By merging cancer functional genetic data with information on protein interactions, scientists can explore protein complexes at massive scale, according to the research
Dependency" mapping reveals the genetic adaptations cancer cells make to survive. And while this approach is helping identify promising treatment strategies for several cancer types, researchers have now found that it also provides an opportunity to probe the intricacies of protein interactions.
While sequencing efforts have likely identified nearly all genes involved in cancer, studies of those genes' protein products and how they interact have been much more difficult. Because proteins work together to drive the lion's share of cellular activities, the ability to explore those interactions at scale could provide insight into all manner of biological processes.
Reporting in Cell Systems, a team led at the Broad by graduate student Joshua Pan, computational biologist Robin Meyers, Cancer Data Science group associate director Aviad Tsherniak, describe how by combining genome-scale dependency data from the Broad Cancer Program's Dependency Map (DepMap) project with large, existing protein interaction datasets, they created a framework for examining protein complexes.
The team's underlying hypothesis was that:
- When a gene is knocked out (with CRISPR) or silenced (with RNA interference), the cell can no longer make that gene's protein product. The cell's functional state or survival (it's "fitness") changes as a result.
- Two proteins whose losses have similar fitness effects likely perform similar functions, and may even be members of the same protein complex.
- By profiling in pooled screens how all these knock-outs affect cell fitness and comparing those profiles across hundreds of cancer cell lines, researchers can group proteins by functions and interactions, probe the roles of known protein complex members, and highlight previously unrecognized ones.
The DepMap dataset, which included CRISPR data on 342 cancer cell lines and RNAi data on 501, provided a perfect starting point.

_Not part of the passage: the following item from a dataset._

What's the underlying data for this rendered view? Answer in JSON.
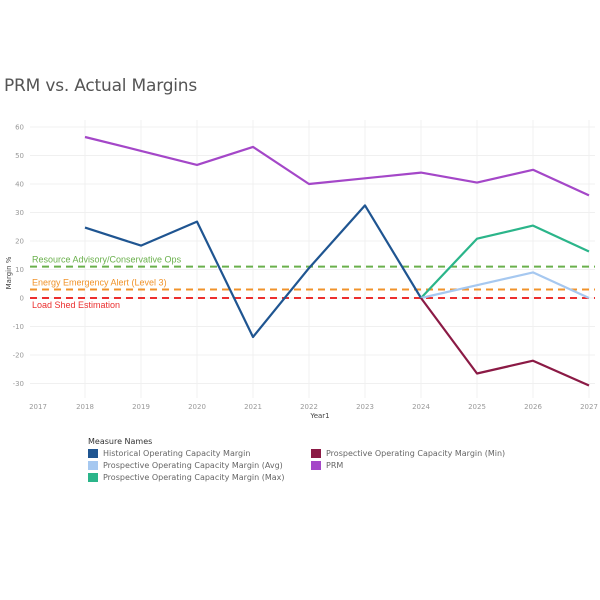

Integrating these data with those from seven recent protein interaction datasets, the team developed computer models that scored and grouped the components of hundreds of human protein complexes based on their effects on cell fitness. Those fitness groupings fell into patterns aligning with the proteins' functions and biochemical relationships.
Benchmarked against well-studied complexes, the team's models accurately captured known lists of component proteins in their makeup, modular hierarchy, and even structural relationships.
The models also pointed out subunits shared between different, functionally distinct complexes, and identified previously unrecognized components of a complex called SWI/SNF or BAF (members of which are often mutated in cancer).
The researchers think their models will only increase in power as new fitness or dependency data from additional cell lines become available, and could help illuminate the effects disease-associated genetic variants or structural changes have on protein interactions and disease biology.